I thought of that little night time verse I offered the children each night. This promise of unconditional love which delighted them. When was the last time I shared with my children in clear terms, that no matter what they chose to do, I would love them through it? Even on the days the stress seems to be bearing down with extra force. Especially on the days I am so angry with them my face becomes flushed and my blood pressure could be counted by watching the pulsing veins in my neck. I think we need a new night time routine. I need to tuck them in, giving them a sense of protection and a reassurance of the mercies of a fresh day after a night of rest. My ears need to hear, as do theirs, my voice proclaiming my love for them. Not because we don’t know, but because on the hard days it just needs to be said out loud and often.
In August of 2016, Noah was going to bed the night before we would be moving him into his dorm room in Nashville. Just sixteen, he was going to school young, but ready. We had stayed up late, packing and reviewing the lists of what we needed to load up the next morning. That Saturday night, I couldn’t help but feel the weight of sadness that is tempered with the proud excitement of your children growing as you hoped they would. Noah, already under his covers, turned to his side, as I sat on the side of his bed. We chatted about nothing in particular.
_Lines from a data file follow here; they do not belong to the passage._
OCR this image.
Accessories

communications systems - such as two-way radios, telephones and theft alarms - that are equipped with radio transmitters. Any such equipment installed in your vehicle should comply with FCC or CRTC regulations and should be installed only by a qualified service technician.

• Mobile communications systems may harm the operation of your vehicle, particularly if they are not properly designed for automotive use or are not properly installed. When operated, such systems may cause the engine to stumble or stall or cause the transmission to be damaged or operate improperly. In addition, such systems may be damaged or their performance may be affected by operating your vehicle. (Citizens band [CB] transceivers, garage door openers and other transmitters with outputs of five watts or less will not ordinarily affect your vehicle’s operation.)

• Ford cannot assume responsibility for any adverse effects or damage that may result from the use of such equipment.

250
I was trying to make that day last longer. I knew once I went to bed, I would find myself helping him move and I just wasn’t sure I was ready for that day to come. Seeing his tiredness, I stood and leaned over him, I tucked his covers around him, snug as a bug in a rug. I kissed his forehead and whispered, “No matter where you go. No matter what you do. Keep it in your pocket, that your Momma loves……” He whispered, “you, you, you, you, you.” I walked out of the room, taking a deep breath. In that moment, that lanky, growing young man seemed very much the cheeky, tiny boy who slept in bunked beds and Star Wars sheets. Deep within him he held the knowledge of that rhyme and with it, the certainty of that unconditional love. That seemed a salve to my hurting heart.
Tonight, as I head to bed, my children will still be awake. But I am resolved to speak love over them before they go to bed. Because I know too well how soon the days pass and how far too soon for my liking they will not be here to tuck in. But it is my hope, as they lie in their beds, where ever they have gone and whatever they might be doing that they know their Momma loves them…..no matter what.